Kenapa di tulisan sebelumnya saya tuliskan bahwa Allah tidak menyukai uang nganggur? Dan sebagai tambahan juga hal2 yang sifatnya spekulatif? Juga kenapa kita harus Qonaah?

Sejarahnya, prinsip dasar dari Bank adalah menghimpun dana dari masyarakat, dengan memberi imbalan bunga lantas menyalurkannya pada yg membutuhkan, jg dengan imbalan bunga.

Pada suatu ketika terjadi penumpukan dana masyarakat di banyak Bank, lebih banyak yg terhimpun daripada yg disalurkan. Lantas diciptakanlah satu instrumen finansial dimana Bank bisa Membeli Piutang dr bank lain. Yakni satu bank yg punya kelebihan uang terhimpun bisa membeli Piutang dr bank lain.

Jadi munculah era utang/piutang diJual belikan, dan bahkan lantas diAsuransikan. (Mulai rumit kan).

Secara tradisional, ketika Bank memberi pinjaman lazimnya bank harus memastikan si penghutang memiliki kemampuan membayar pokok dan bunganya.

Namun, ketika harga rumah mulai naik terjadilah spekulasi. Bank2 (di Amerika), mulai memberikan kredit rumah pada orang2 yang sejatinya beresiko tinggi gagal bayar.

Asumsinya sederhana, toh rumah yg mereka tempati harganya akan selalu naik, lebih besar dari hutang pokok dan bunganya alias Asset > Debt. Jadi aman pikir mereka. Inilah yg dikenal sebagai Subprime mortgage.

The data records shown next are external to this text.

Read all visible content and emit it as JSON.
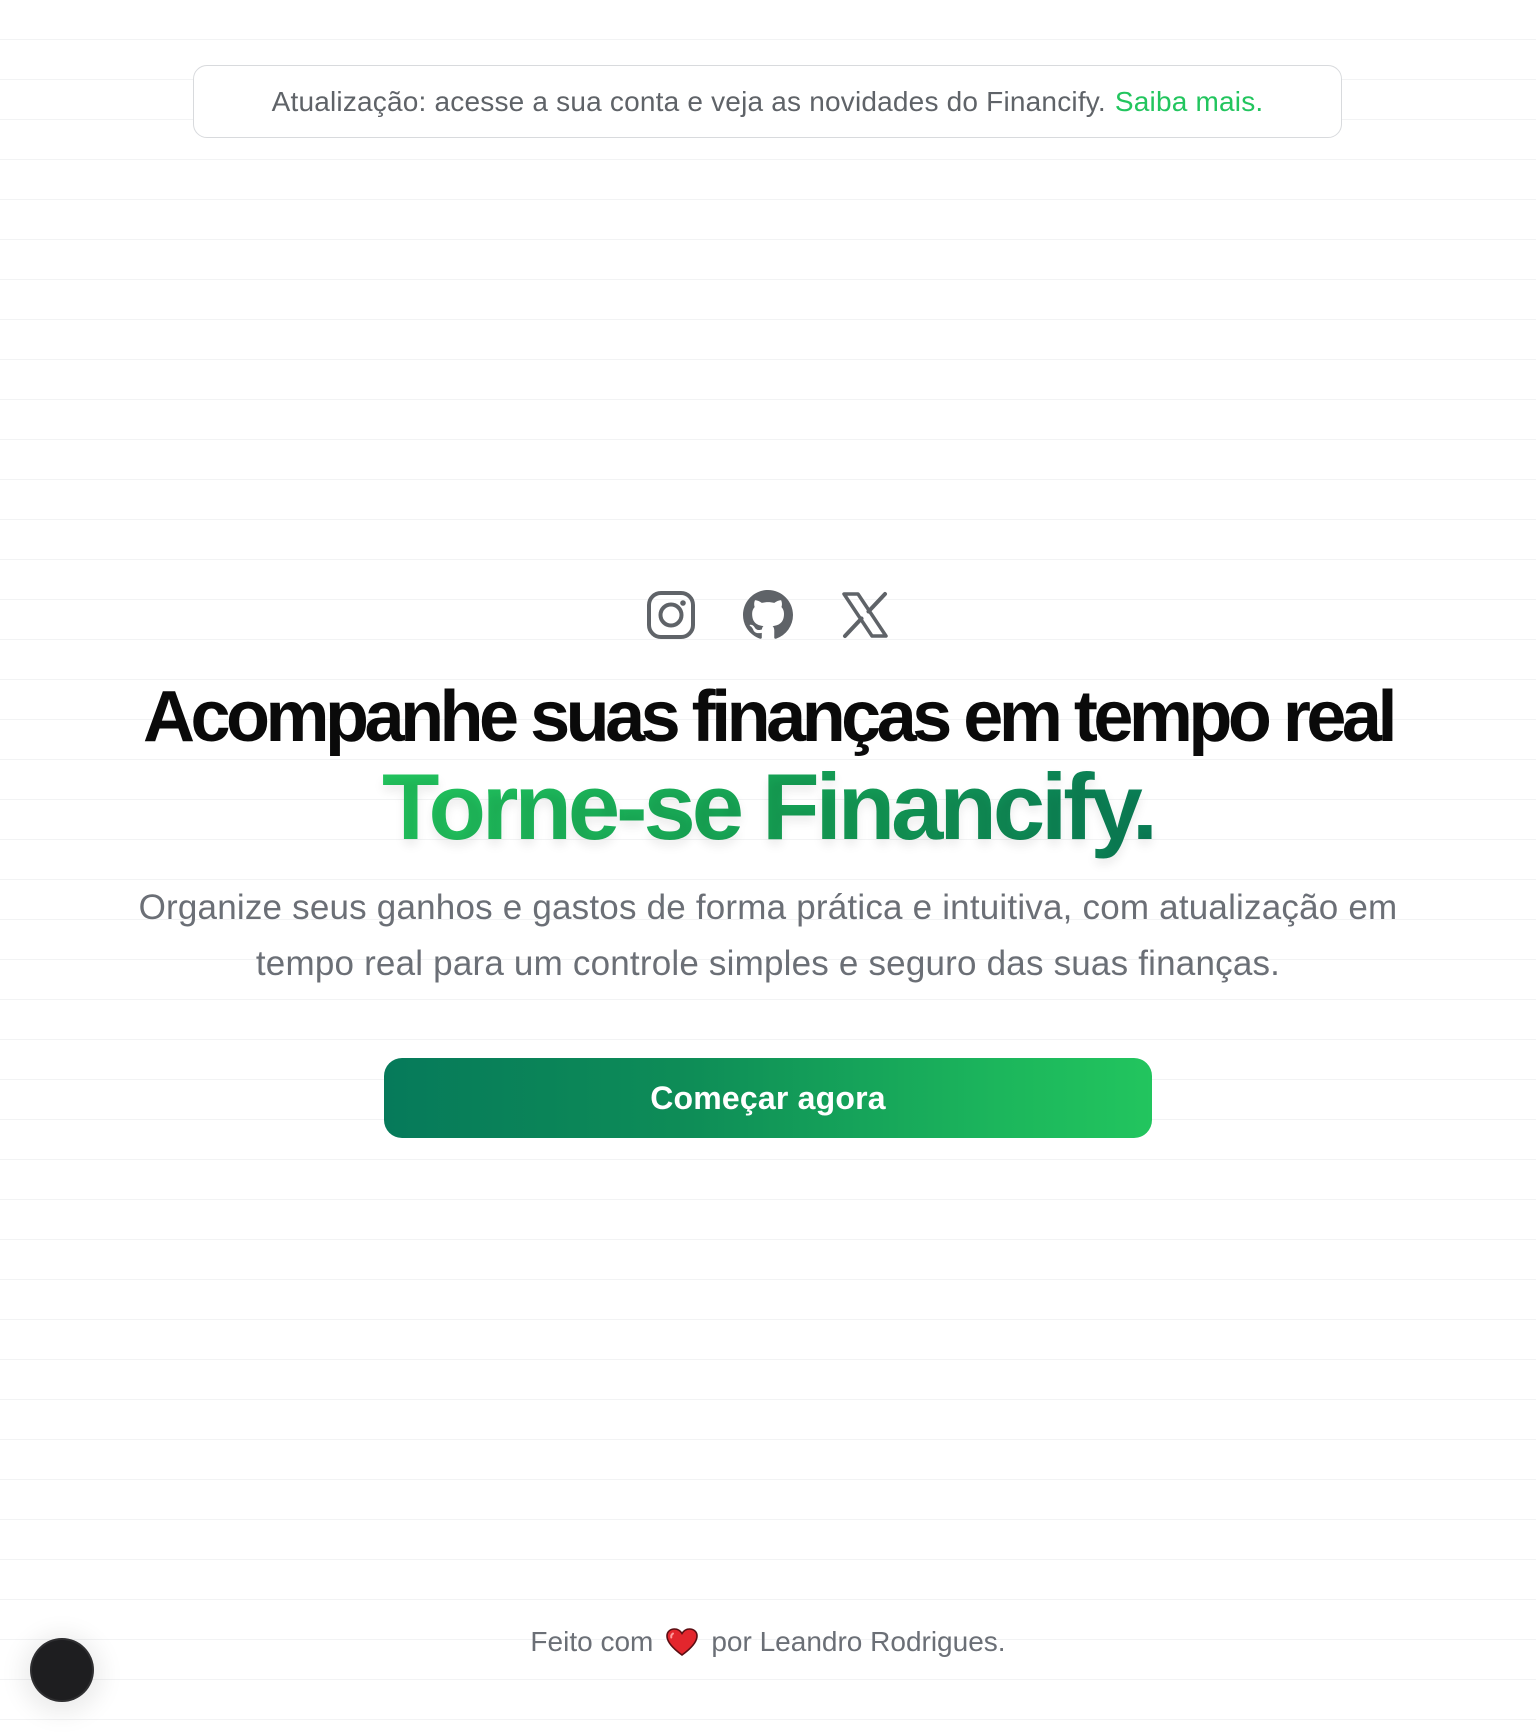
{
  "announcement": {
    "text": "Atualização: acesse a sua conta e veja as novidades do Financify.",
    "link_label": "Saiba mais."
  },
  "social_links": [
    {
      "name": "instagram-icon"
    },
    {
      "name": "github-icon"
    },
    {
      "name": "x-icon"
    }
  ],
  "hero": {
    "headline": "Acompanhe suas finanças em tempo real",
    "brand_line": "Torne-se Financify.",
    "subtitle": "Organize seus ganhos e gastos de forma prática e intuitiva, com atualização em tempo real para um controle simples e seguro das suas finanças.",
    "cta_label": "Começar agora"
  },
  "footer": {
    "before": "Feito com",
    "icon": "heart-icon",
    "after": "por Leandro Rodrigues."
  },
  "colors": {
    "accent": "#22c55e",
    "accent_dark": "#067a5a",
    "text_dark": "#0a0a0a",
    "text_muted": "#6b6f76"
  }
}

Lantas untuk mengurangi resiko, kredit rumah beresiko tinggi ini digabung dengan kredit lain beresiko rendah hingga terciptalah instrumen finansial namanya Collateral Debt Obligation (CDO). Yang entah gimana ceritanya diberi rating AAA alias sangat sehat. Dan kemudian instrumen inipun diperdagangkan ke Publik.

Tak dinyana, seakan nggak kapok dari buble dot co di tahun 2000, harga rumah ternyata drop. Orang2 gagal bayar dan banyak warga US seketika menjadi HomeLess.

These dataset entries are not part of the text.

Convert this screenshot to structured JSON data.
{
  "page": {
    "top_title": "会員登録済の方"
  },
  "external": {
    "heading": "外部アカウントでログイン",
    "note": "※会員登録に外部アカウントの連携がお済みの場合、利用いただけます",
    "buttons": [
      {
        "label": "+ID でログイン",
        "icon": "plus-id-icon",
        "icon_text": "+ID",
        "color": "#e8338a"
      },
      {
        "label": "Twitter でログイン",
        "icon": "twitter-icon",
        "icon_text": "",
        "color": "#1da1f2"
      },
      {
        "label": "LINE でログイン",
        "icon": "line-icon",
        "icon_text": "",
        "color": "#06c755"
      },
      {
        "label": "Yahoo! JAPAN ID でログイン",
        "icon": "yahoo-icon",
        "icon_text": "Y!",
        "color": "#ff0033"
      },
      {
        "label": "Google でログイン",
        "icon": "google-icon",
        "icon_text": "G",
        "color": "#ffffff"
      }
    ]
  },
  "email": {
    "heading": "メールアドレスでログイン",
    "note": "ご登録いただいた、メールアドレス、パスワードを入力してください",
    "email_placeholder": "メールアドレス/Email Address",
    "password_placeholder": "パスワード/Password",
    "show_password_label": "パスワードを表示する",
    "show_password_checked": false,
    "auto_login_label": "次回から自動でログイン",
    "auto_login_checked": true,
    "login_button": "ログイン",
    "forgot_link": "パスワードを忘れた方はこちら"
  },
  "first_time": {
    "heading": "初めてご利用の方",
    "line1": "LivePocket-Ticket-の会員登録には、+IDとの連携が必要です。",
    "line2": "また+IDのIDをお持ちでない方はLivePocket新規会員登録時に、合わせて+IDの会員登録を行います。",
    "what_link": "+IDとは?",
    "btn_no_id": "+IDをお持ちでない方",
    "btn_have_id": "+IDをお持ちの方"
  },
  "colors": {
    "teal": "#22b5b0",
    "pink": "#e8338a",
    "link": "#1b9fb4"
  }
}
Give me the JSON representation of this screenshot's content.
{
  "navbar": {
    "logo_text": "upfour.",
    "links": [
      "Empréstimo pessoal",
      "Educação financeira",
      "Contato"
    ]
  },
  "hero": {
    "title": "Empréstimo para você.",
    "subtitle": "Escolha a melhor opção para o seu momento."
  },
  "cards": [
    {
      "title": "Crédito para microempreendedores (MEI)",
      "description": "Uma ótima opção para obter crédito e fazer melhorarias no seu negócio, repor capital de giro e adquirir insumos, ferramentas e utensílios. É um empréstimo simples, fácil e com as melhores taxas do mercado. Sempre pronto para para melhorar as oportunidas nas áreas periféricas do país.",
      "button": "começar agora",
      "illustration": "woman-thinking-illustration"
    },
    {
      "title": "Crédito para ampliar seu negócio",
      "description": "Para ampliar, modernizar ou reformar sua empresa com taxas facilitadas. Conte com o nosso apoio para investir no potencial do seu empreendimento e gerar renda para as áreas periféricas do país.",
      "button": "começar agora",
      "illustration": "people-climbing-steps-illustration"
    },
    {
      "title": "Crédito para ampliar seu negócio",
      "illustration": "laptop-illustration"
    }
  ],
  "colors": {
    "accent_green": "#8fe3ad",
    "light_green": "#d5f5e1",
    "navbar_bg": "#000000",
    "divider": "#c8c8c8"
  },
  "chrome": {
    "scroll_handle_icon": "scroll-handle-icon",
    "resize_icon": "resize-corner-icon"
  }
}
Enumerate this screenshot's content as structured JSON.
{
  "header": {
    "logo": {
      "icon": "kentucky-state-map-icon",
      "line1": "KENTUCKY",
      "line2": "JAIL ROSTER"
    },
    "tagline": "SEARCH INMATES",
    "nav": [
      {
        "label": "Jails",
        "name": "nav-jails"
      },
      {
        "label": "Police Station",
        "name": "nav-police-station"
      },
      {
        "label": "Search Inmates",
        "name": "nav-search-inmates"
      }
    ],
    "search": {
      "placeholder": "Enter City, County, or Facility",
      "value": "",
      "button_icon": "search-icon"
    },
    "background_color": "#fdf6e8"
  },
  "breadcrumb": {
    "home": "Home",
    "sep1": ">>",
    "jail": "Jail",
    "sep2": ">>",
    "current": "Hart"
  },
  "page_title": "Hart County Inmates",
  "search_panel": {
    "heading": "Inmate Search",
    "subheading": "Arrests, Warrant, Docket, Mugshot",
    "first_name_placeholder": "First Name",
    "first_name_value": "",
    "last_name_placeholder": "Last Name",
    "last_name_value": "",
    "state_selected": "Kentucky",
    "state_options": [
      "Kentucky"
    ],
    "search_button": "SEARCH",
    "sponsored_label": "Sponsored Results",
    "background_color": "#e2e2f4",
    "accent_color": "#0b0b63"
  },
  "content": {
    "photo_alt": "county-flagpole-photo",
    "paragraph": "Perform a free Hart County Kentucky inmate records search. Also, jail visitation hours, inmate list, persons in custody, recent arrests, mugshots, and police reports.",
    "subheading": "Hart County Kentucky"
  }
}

Dan karena CDO ini sudah trlanjur diperdagangkan dimana2, maka krisis pun menyebar dalam hitungan hari. Mulai dari Amerika hingga Eropa. Memacu kebangkrutan Lehman Brother dan keguncangan AIG.

Hingga akhirnya (culasnya), ulah spekulatif ini harus dibayar mahal dengan dana bailout yg dihimpun dari masyarakat umum.

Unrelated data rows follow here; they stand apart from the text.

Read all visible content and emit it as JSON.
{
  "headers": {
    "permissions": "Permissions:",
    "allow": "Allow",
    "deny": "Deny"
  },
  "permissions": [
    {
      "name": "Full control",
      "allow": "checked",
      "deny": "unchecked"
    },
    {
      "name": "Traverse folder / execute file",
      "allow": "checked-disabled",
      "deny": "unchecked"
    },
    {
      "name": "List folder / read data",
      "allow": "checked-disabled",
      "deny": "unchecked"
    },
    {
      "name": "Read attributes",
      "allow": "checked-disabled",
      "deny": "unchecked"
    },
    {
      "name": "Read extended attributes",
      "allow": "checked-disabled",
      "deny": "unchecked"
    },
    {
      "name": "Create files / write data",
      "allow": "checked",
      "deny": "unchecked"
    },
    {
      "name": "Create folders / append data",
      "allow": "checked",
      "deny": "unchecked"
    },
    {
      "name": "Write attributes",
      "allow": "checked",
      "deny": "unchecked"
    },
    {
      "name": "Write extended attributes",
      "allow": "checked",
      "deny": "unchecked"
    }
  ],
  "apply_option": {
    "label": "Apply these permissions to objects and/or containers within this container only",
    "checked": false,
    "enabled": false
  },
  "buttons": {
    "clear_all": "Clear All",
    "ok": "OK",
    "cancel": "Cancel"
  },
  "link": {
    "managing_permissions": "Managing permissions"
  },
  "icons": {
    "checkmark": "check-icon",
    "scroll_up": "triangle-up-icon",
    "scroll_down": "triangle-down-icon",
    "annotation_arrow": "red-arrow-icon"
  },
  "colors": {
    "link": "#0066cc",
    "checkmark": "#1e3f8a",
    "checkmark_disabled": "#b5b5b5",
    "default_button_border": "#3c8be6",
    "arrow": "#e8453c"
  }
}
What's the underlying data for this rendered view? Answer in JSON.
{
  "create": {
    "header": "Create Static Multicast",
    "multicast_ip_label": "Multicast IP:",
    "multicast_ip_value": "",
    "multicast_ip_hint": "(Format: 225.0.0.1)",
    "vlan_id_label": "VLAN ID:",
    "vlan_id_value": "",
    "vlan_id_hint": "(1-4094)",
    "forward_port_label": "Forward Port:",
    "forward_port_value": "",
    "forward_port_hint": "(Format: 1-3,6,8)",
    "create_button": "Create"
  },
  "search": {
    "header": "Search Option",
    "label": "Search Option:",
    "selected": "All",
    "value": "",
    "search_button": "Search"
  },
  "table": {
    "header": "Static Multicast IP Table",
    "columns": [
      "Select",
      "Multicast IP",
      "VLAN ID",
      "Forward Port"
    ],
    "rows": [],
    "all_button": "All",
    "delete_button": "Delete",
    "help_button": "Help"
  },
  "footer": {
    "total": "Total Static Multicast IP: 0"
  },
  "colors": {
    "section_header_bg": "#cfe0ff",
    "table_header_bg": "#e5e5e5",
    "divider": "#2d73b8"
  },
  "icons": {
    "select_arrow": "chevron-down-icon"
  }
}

Inilah asal muasal krisis subprime mortgage 8 tahun lalu. Terbukti bahwa perpaduan dari memaksakan diri berkonsumsi (tidak qonaah), keserakahan para elit financial, sikap spekulatif serta sistem ribawi itu sangat merusak.

****

Dalam Islam, rezeki itu sejatinya apa yang kita makan, apa yang kita pakai dan terakhir adalah apa yang kita infakan.

Bukan kasur empuk yg kita perlukan, melainkan nyenyaknya tidur yg kita nikmati. bukan makanan yg kita butuhkan melainkan sehat dan afiatnya badan. Singkat kata, barokahnya yg kita perlukan.

Dengan demikian, sejatinya tidak ada bedanya saya punya cash 100ribu atau 1 M karena toh Jengkol goreng, Nasi merah dan sambal superhot favorit saya di punclut bisa saya beli hanya dgn harga 100ribu.

Dan lagi, punya uang 1 M tidak serta merta membuat saya kemudian memakai pakaian 100 lapis.

Kesimpulannya adalah diluar yang kita makan dan kita pakai, angka2 di rekening hanyalah angka tak bermakna.

Juga dengan tanah dan berbagai aset lainnya, semua hanya berupa lembaran sertifikat kepemilikan. Nggak bisa kita makan, nggak bisa kita pake.

Hanya memberi perasaan semu “memiliki”, padahal toh Allah bisa dengan mudah mengambilnya kembali.

Kecuali, Kalau kita menginfakannya. Karena itu yg sesungguhnya menjadi rezeki kita.

Bukan berarti mencari kekayaan atau mengumpulkan capital itu dilarang, tentu tidak berarti demikian.

Melainkan pertanyaan yg harus terus menerus diajukan adalah apakah kenaikan kekayaan,cash ataupun aset sejalan dengan kenaikan infak dan amal kita.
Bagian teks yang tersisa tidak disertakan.